To illustrate, the Earth's temperature has already risen by approximately 1 degree since the inception of industrialization, yet our lives have arguably improved significantly during this period. Would we willingly forsake the past century of human progress to revert the global temperature back by that single degree? This seems improbable, and yet it is a viewpoint advocated by certain climate change alarmists who propose concepts like degrowth.
I've seen people claim that slowing down or stopping economic (or even reversing, but I admit this position is rarer) progress was an acceptable tradeoff to counter global warming. Almost all solutions proposed by climate alarmists follow this pattern, albeit to varying degrees.
The analogy was that 100 years from now, people would see our current era as we see the industrial age. That is, unless we stop progressing.
Formulated differently, if degrowth had been followed in the industrial age, we would still be living in the industrial age (but the Earth would be a degree cooler).
Well, the capabilities (or lack thereof) of the person(s) doing the categorizing is rather important as well.
For example, I am a conspiracy theorist, and the number of nasty things that have been said about "me" by literally delusional Normies over the years gets a little annoying after a while. It would be a real shame if these chickens were to come home to roost at a particularly inconvenient time.
Anyways, I wish you and your Rational crew best of luck with your climate problems!
Mostly it’s obvious you’re just tired of being consistently called out on your nonsense. It hurts your unearned feelings on superiority. A trait conspiracy theorists have been repeatedly shown to have I might add.
Like I said: you’ve made it an emotional core of your identity.
> Which notable people think we should go back to a pre-industrial age?

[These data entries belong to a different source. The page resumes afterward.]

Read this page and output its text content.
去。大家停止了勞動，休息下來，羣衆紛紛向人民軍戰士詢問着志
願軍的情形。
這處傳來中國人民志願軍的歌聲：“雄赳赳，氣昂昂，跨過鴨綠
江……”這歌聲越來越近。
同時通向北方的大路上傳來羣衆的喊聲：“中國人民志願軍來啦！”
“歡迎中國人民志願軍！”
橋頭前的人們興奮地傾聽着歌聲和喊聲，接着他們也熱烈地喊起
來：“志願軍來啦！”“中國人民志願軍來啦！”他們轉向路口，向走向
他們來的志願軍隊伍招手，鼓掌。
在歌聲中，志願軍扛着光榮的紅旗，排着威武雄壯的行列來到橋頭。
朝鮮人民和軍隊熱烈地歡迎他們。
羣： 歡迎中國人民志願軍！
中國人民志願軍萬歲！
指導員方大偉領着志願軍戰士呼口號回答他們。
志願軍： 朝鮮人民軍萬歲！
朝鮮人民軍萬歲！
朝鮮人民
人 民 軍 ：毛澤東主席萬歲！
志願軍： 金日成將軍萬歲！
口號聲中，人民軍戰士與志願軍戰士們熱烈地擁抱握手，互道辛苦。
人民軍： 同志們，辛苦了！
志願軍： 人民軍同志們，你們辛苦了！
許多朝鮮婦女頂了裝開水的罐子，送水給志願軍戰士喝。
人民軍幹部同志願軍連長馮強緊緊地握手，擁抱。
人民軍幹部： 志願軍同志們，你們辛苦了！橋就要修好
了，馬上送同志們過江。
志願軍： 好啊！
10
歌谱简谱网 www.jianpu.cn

It's being suggested quite clearly in some of the most unexpected places. One of the most curious things about the Smithsonian Museum of Natural History, is that a great deal of the funding for some of its largest exhibits comes from one of the Koch brothers. Specifically there is the floor sized exhibit on human evolution which repeatedly emphasizes a subtext of adaptation, adaptation, adaptation as the driving force behind development of modern humans. The proponents don't care if this adaptation can also take the form of a misery-soaked return to pre-industrial society in 500 years, they won't be around to deal with it.
But they know that it's an asymmetrically structured argument that is difficult to counter using the language of progressive politics, in which adaptation is also emphasized but of course in different contexts.

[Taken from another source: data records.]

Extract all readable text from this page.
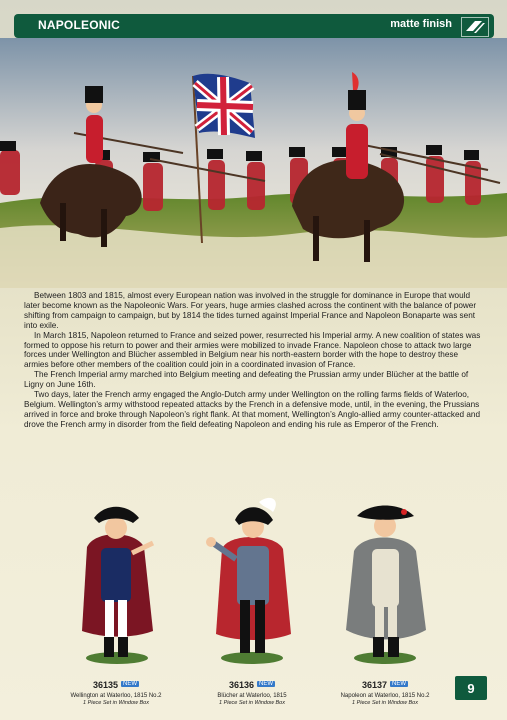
NAPOLEONIC	matte finish

Between 1803 and 1815, almost every European nation was involved in the struggle for dominance in Europe that would later become known as the Napoleonic Wars. For years, huge armies clashed across the continent with the balance of power shifting from campaign to campaign, but by 1814 the tides turned against Imperial France and Napoleon Bonaparte was sent into exile.

In March 1815, Napoleon returned to France and seized power, resurrected his Imperial army. A new coalition of states was formed to oppose his return to power and their armies were mobilized to invade France. Napoleon chose to attack two large forces under Wellington and Blücher assembled in Belgium near his north-eastern border with the hope to destroy these armies before other members of the coalition could join in a coordinated invasion of France.

The French Imperial army marched into Belgium meeting and defeating the Prussian army under Blücher at the battle of Ligny on June 16th.

Two days, later the French army engaged the Anglo-Dutch army under Wellington on the rolling farms fields of Waterloo, Belgium. Wellington’s army withstood repeated attacks by the French in a defensive mode, until, in the evening, the Prussians arrived in force and broke through Napoleon’s right flank. At that moment, Wellington’s Anglo-allied army counter-attacked and drove the French army in disorder from the field defeating Napoleon and ending his rule as Emperor of the French.

36135 NEW
Wellington at Waterloo, 1815 No.2
1 Piece Set in Window Box
36136 NEW
Blücher at Waterloo, 1815
1 Piece Set in Window Box
36137 NEW
Napoleon at Waterloo, 1815 No.2
1 Piece Set in Window Box
9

> Would we willingly forsake the past century of human progress to revert the global temperature back by that single degree?
Eh. I see what you are saying but have we felt the full effect? Do any of us have a perception of what was lost that would let us even make such a determination?

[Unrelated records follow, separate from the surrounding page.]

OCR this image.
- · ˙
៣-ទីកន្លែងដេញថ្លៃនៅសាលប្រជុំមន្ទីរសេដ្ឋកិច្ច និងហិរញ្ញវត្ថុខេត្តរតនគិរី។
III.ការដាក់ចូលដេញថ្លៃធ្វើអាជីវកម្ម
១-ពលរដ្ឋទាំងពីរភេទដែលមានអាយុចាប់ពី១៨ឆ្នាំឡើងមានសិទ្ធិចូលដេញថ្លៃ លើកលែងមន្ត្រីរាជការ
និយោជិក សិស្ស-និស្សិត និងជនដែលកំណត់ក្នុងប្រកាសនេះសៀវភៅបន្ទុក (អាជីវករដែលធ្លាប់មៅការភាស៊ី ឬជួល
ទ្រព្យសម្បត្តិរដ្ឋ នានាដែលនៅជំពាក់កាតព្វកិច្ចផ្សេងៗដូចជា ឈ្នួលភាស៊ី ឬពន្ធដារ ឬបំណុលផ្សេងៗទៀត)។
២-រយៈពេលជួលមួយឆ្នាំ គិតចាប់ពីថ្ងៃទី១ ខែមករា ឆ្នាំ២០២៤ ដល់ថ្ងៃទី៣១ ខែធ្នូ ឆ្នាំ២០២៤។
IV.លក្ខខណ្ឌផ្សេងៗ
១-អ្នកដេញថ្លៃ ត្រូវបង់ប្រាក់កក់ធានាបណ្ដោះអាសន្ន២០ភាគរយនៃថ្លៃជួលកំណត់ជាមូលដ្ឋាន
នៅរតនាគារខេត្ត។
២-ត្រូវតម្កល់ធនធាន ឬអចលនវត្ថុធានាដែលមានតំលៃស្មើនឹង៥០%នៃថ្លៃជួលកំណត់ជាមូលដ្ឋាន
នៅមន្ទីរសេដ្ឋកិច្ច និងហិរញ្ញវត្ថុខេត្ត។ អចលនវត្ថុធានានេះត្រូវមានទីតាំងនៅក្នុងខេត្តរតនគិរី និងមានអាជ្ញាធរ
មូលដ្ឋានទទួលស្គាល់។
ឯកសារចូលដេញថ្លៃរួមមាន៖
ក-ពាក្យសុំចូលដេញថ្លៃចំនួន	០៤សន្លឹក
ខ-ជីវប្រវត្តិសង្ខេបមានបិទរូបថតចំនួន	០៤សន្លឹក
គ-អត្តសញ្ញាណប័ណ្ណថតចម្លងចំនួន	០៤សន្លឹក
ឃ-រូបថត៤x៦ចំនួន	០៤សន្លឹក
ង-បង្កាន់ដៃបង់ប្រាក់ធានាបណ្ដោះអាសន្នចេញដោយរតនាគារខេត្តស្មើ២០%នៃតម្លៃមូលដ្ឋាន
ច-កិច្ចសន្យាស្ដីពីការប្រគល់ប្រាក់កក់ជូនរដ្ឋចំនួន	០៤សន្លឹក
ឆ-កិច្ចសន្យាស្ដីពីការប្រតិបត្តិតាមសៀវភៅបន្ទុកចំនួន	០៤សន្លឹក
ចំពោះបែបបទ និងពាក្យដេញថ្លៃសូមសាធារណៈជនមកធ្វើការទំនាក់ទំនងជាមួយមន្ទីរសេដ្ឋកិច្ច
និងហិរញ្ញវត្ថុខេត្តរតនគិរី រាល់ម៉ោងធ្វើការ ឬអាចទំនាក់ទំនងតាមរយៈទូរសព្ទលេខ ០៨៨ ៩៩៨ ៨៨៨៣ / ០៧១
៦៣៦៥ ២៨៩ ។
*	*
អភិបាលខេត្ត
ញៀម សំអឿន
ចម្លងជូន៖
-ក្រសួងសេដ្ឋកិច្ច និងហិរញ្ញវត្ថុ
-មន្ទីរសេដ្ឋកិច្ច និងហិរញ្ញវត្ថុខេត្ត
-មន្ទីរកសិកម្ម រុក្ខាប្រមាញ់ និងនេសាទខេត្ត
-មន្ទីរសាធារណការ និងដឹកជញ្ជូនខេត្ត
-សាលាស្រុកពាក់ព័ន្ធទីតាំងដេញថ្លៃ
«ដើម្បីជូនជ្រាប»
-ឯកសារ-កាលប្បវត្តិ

It's not alarmism to say we should take action to prevent out extinction. By your logic, people who call emergency services when a building is on fire are "alarmists".
There has literally NEVER been a problem anywhere near as large as climate change, including World War 2. If being concerned about literally the largest problem to have ever existed is 'alarmism', then your position is simply that it's impossible for anything bad to ever happen.
> By your logic, people who call emergency services when a building is on fire are "alarmists".
By my logic, people who call emergency services when the room temperature rises 1 degree are "alarmists". The building is not on fire. We are not headed towards extinction, not even close. How do you explain that the world has gotten significantly better over the last century despite warming over one degree?
My position is that this "extinction" fear you speak of makes absolutely no sense. And any attempt to prevent warming through economically harmful policies will likely have a greater negative impact on humanity.
To illustrate, the Earth's temperature has already risen by approximately 1 degree since the inception of industrialization, yet our lives have arguably improved significantly during this period. Would we willingly forsake the past century of human progress to revert the global temperature back by that single degree? This seems improbable, and yet it is a viewpoint advocated by certain climate change alarmists who propose concepts like degrowth.